The basic right to bodily autonomy, the potentially lethal risks of vaccination, the inability of vaccination to prevent transmission — none of these register a blip in the minds of the most militant pro-vaxxers. These considerations clearly haven’t registered with Carville.

It is bad enough for a segment of society to be shamed and insulted for refusing to inject themselves with dangerous mRNA technology, because pro-vax critics have forsaken their use of reason.

But Carville shows it is a slippery, dangerous slope from insulting to dehumanizing. To call someone a piece of s*** is itself an abhorrent thing to do, even when you are describing people you consider deeply immoral. Because it basically expresses that a person is not only evil, but so loathsome that they should be disposed of, and at the very least are not worthy of humane treatment.

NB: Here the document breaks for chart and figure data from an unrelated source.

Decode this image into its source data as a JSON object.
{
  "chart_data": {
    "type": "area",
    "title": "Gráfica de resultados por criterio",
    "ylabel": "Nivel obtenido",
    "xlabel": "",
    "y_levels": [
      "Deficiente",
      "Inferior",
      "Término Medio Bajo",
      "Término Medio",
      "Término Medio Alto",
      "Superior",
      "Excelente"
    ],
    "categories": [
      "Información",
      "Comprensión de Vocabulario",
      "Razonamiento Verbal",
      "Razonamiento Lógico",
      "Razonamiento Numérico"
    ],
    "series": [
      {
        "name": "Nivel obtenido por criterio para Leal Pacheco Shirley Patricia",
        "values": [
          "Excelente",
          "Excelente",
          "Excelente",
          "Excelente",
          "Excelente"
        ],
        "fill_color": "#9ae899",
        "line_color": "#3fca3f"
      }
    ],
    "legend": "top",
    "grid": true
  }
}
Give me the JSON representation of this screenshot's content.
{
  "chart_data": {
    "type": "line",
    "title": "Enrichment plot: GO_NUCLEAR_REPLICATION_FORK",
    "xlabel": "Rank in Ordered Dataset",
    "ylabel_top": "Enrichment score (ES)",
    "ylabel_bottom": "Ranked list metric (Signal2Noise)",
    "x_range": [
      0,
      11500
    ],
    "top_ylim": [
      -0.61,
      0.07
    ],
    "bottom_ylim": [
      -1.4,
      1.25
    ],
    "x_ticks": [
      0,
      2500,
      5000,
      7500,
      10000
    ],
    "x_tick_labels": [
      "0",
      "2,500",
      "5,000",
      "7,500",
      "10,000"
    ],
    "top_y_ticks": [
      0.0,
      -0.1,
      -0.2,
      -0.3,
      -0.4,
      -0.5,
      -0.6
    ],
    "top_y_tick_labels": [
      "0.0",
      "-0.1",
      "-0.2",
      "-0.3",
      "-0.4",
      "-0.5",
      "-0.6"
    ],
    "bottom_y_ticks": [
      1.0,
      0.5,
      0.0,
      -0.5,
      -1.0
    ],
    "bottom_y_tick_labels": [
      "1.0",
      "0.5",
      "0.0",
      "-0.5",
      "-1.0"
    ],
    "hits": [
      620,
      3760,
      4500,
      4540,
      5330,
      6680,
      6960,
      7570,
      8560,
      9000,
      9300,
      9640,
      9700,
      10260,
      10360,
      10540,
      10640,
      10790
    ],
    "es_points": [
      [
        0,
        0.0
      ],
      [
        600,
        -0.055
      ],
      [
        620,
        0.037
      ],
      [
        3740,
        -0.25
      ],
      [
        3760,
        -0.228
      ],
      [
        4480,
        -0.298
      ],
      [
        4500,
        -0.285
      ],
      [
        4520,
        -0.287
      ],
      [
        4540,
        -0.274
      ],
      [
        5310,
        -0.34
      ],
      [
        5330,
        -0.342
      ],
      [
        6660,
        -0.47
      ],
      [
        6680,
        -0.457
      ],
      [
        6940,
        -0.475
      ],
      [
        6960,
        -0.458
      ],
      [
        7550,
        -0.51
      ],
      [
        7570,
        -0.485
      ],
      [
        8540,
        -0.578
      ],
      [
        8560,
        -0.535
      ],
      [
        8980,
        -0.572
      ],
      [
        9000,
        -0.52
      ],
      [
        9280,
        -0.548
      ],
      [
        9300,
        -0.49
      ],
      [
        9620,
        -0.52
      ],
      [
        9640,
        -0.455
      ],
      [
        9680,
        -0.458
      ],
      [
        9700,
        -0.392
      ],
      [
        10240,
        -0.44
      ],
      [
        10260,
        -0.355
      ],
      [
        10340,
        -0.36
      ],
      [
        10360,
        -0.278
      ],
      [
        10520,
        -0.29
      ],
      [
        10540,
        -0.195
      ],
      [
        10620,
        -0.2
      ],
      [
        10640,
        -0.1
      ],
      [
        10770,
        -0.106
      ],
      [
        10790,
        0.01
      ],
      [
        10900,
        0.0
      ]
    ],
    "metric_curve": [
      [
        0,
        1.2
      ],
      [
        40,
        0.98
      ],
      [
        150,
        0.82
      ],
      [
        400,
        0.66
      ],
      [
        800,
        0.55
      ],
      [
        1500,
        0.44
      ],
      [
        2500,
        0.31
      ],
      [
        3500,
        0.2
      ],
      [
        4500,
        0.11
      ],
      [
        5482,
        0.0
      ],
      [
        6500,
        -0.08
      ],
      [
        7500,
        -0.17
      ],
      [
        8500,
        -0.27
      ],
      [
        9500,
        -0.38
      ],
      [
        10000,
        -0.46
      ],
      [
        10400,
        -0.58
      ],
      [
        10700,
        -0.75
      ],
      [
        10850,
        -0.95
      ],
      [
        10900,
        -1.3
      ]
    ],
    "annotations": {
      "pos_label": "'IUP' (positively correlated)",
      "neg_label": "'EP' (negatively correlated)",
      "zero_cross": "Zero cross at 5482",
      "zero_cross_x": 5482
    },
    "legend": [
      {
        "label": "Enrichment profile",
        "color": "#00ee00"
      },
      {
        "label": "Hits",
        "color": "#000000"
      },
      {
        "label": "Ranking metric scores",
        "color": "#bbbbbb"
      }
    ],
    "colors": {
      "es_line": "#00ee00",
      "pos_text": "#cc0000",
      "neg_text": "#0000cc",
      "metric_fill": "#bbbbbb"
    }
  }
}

If you argue that this implied meaning is debatable — well, just look at Carville’s desire for legalized violence against the unvaccinated.

In what context did public figures or politicians dehumanize groups of people in the past? A former politician of Rwanda’s then-ruling Hutu party — and an academic — Leon Mugesera, described the African ethnic group Tutsis as “cockroaches” and called for their extermination. Violent Hutus reportedly embraced this label, referring to their victims as “cockroaches” when hunting them down.

As Kennedy Ndahiro has pointed out, “When dehumanization is “done well, pity for the ‘other’ becomes impossible and extermination becomes the natural next step.”